The concept of acquisition is interpreted very broadly by the BMF, one could also say too broadly. In the past there have been reports from the authorities that there is no acquisition process in private mining, i.e. no purchase against payment. Most of the literature also takes this view.

According to the Federal Fiscal Court, when calculating the income from other services, the exploited cryptocurrencies would be set at the market rate at the time of receipt, i.e. the acquisition. At the same time, this would be the purchase price, which is the basis for calculating the capital gain in the event of a later sale.

Probably the most important question in this context for most stakers at the moment concerns the question of the length of the speculation period. And here’s a bitter pill for anyone interested in staking.

When selling previously purchased cryptocurrencies, a speculation period of one year applies, after which sales are tax-free. It has been hotly debated from the outset whether a longer speculation period of ten years will apply to the sale of cryptocurrencies if they were previously used for staking. The background to this is that the so-called speculation period (sale period) for assets increases to ten years if they are used as a source of income for at least one calendar year (Section 23 (1) no.2 sentence 4 EStG).

According to the BMF, the ten-year period applies not only to lending for a fee, but also to staking if the holding of cryptocurrencies leads to the allocation of additional units. This should apply both to game types such as cold staking or staking in connection with the operation of a masternode – and expressly also when holding a crypto currency means that the participant is allowed to create the next block and only then generates additional units.

Cases are already known from practice in which the tax authorities have applied the longer period and, according to some pronouncements, there were fears that this view might prevail. However, this is still a point from which, after a detailed examination by the highest tax authorities, one would have wished for a different result.

If the BMF sticks to this view, it will have a significant impact on the decision of many investors whether to use their coins for staking. And at a time when staking has never been easier. For example, numerous crypto exchanges offer corresponding services. Anyone who is considering trying this should be aware of the consequences by now at the latest.

As the BMF explains, the duration and frequency of the service are irrelevant for the acceptance of income from other services. The regulation on the speculation period does not require use to generate income over 10 years; income only needs to have been generated in at least one calendar year. Even an occasional or even one-off service is covered by the wording of the provision.

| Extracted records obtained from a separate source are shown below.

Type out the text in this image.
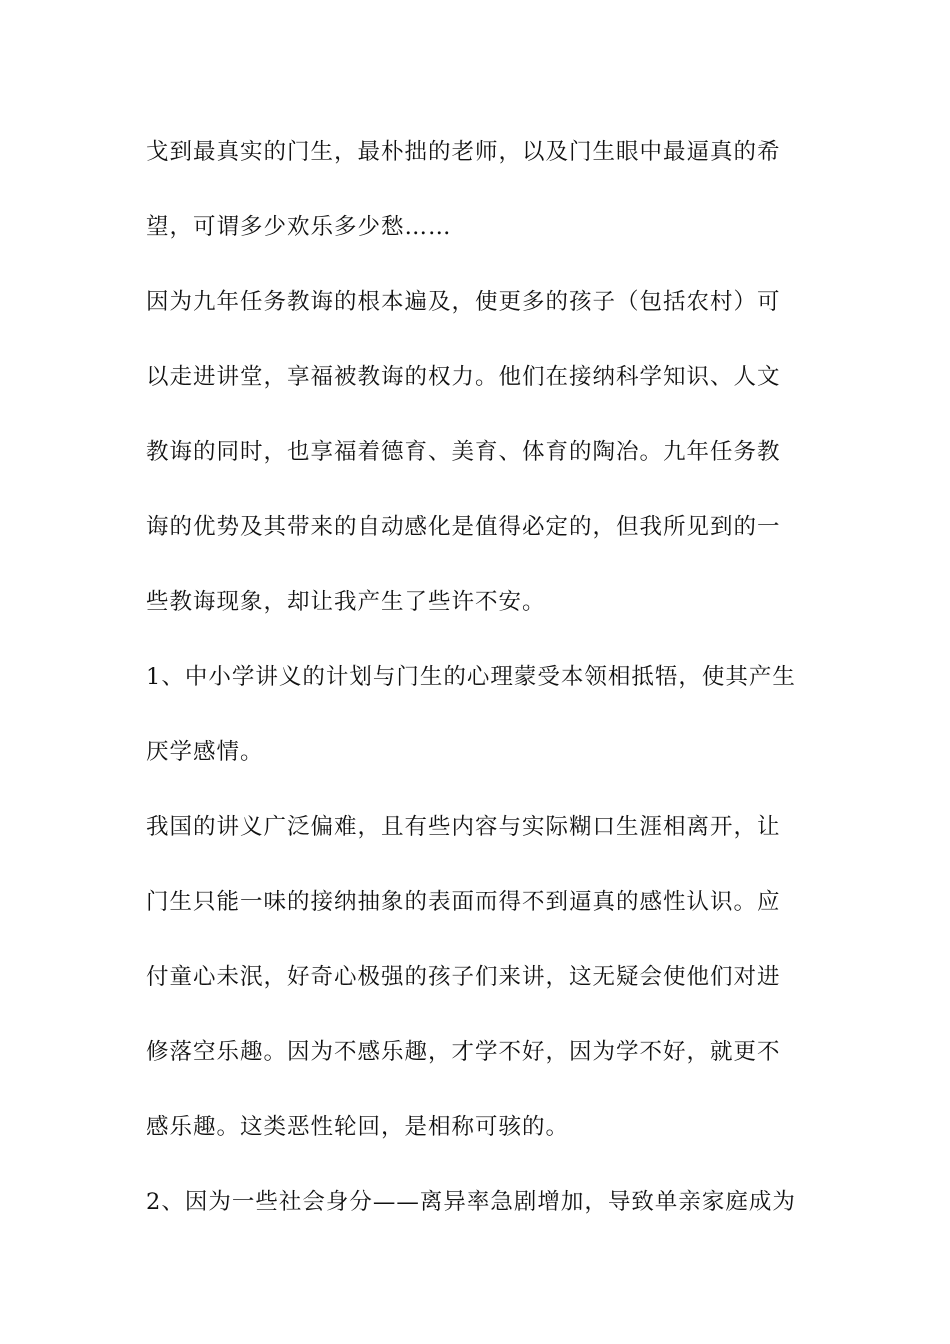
戈到最真实的门生，最朴拙的老师，以及门生眼中最逼真的希
望，可谓多少欢乐多少愁……
因为九年任务教诲的根本遍及，使更多的孩子（包括农村）可
以走进讲堂，享福被教诲的权力。他们在接纳科学知识、人文
教诲的同时，也享福着德育、美育、体育的陶冶。九年任务教
诲的优势及其带来的自动感化是值得必定的，但我所见到的一
些教诲现象，却让我产生了些许不安。
1、中小学讲义的计划与门生的心理蒙受本领相抵牾，使其产生
厌学感情。
我国的讲义广泛偏难，且有些内容与实际糊口生涯相离开，让
门生只能一味的接纳抽象的表面而得不到逼真的感性认识。应
付童心未泯，好奇心极强的孩子们来讲，这无疑会使他们对进
修落空乐趣。因为不感乐趣，才学不好，因为学不好，就更不
感乐趣。这类恶性轮回，是相称可骇的。
2、因为一些社会身分——离异率急剧增加，导致单亲家庭成为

In summary: According to the Ministry of Finance, cryptocoins used for staking can only be sold tax-free ten years after purchase. This also applies to coins taken in staking if they are used for staking on the staking account. Users who have used their coins for staking should immediately check whether and how the income from both staking and a subsequent sale has already been stated in a tax return, in order to make a subsequent return or correction if necessary. Since a subsequent declaration must be complete, it is recommended that you do this with a qualified tax advisor and / or tax attorney.

It is doubtful whether this application of this legal regulation will continue in view of the far-reaching consequences and the already existing criticism before the tax courts. It is to be expected that sooner or later the legal question will be presented to the Federal Fiscal Court. However, it will take a long time for the Federal Fiscal Court to make a decision, while the user concerned will have to keep the tax assessment open in order not to suffer a loss of rights.